Raconter une histoire, dès l’accueil, en salle d’attente, est déjà l’un des aspects de l’hypnose. Je fais des jeux de mots, j’utilise des formes à double sens, j’essaie modestement d’appliquer le style de l’humoriste Raymond Devos, l’un des plus subtils manipulateurs de la langue française. Je propose mon imaginaire et réveille celui du patient en mettant au point des histoires métaphoriques à visée thérapeutique. Il arrive que mes assistantes s’associent à mes histoires, autour du fauteuil. Le tout étant de garder une âme de soignant, sans trop se prendre au sérieux.

Vous avez cofondé, en 2010, l’Association francophone d’hypnose médicale et dentaire, Hypnoteeth*

En effet, transmettre est essentiel. Initialement conçue dans le but d’apprendre l’hypnose aux chirurgiens-dentistes, l’association s’adresse aujourd’hui à tous les professionnels de santé spécialisés dans les gestes invasifs et la douleur aiguë, grâce à des formations en hypnose médicale ou en hypnose clinique. Hypnoteeth propose également des formations aux différentes techniques hypnotiques pour les assistantes dentaires.

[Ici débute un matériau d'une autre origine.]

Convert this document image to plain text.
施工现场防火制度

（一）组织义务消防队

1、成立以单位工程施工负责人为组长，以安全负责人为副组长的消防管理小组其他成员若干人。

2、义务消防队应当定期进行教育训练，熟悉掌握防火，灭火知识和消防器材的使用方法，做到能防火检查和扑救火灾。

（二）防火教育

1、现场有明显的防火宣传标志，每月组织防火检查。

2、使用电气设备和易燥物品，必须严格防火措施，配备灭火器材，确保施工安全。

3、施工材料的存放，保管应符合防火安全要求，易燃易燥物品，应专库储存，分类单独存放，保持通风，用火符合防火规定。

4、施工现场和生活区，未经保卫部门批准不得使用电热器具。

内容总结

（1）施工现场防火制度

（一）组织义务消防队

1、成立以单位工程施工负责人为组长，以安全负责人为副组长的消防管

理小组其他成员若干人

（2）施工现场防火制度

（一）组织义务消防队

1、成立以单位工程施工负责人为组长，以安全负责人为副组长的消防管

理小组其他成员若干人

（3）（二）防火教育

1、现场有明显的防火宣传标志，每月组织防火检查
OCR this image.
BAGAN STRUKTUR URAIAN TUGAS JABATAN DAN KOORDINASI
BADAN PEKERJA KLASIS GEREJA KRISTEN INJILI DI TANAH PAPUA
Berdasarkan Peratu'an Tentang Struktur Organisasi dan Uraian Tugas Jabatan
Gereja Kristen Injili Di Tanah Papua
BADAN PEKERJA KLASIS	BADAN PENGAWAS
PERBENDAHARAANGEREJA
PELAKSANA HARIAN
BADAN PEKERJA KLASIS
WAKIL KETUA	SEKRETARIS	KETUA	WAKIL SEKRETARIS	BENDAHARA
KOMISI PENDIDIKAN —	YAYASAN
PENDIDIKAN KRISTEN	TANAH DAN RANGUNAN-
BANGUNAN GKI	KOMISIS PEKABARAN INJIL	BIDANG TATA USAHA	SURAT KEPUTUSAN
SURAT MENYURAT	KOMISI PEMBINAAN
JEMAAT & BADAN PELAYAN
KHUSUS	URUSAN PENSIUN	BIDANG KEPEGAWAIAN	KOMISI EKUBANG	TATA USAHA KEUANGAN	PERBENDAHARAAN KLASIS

Les chirurgiens-dentistes sont-ils nombreux à être intéressés ?

Il y a 5 ans, 17 praticiens sont venus se former. Cette année, nous comptons environ 350 inscrits et en touchons un millier par an. Les bénéfices de l’hypnose sont aujourd’hui évidents, notamment ses propriétés anxiolytiques et analgésiques, et nous proposons des formations aussi bien à Paris qu’à Marseille, Lyon ou Bordeaux. Par ailleurs, je suis également intervenant dans différentes facultés de chirurgie dentaire (Paris V, Bordeaux, Rennes).

Qu’est-ce qui sous-tend cette pratique et cette posture ?

La bienveillance et l’optimisme. L’objectif étant d’amener de l’humain dans le soin, d’apporter des solutions non invasives à la prise en charge de la douleur et de retrouver du plaisir à exercer un métier difficile.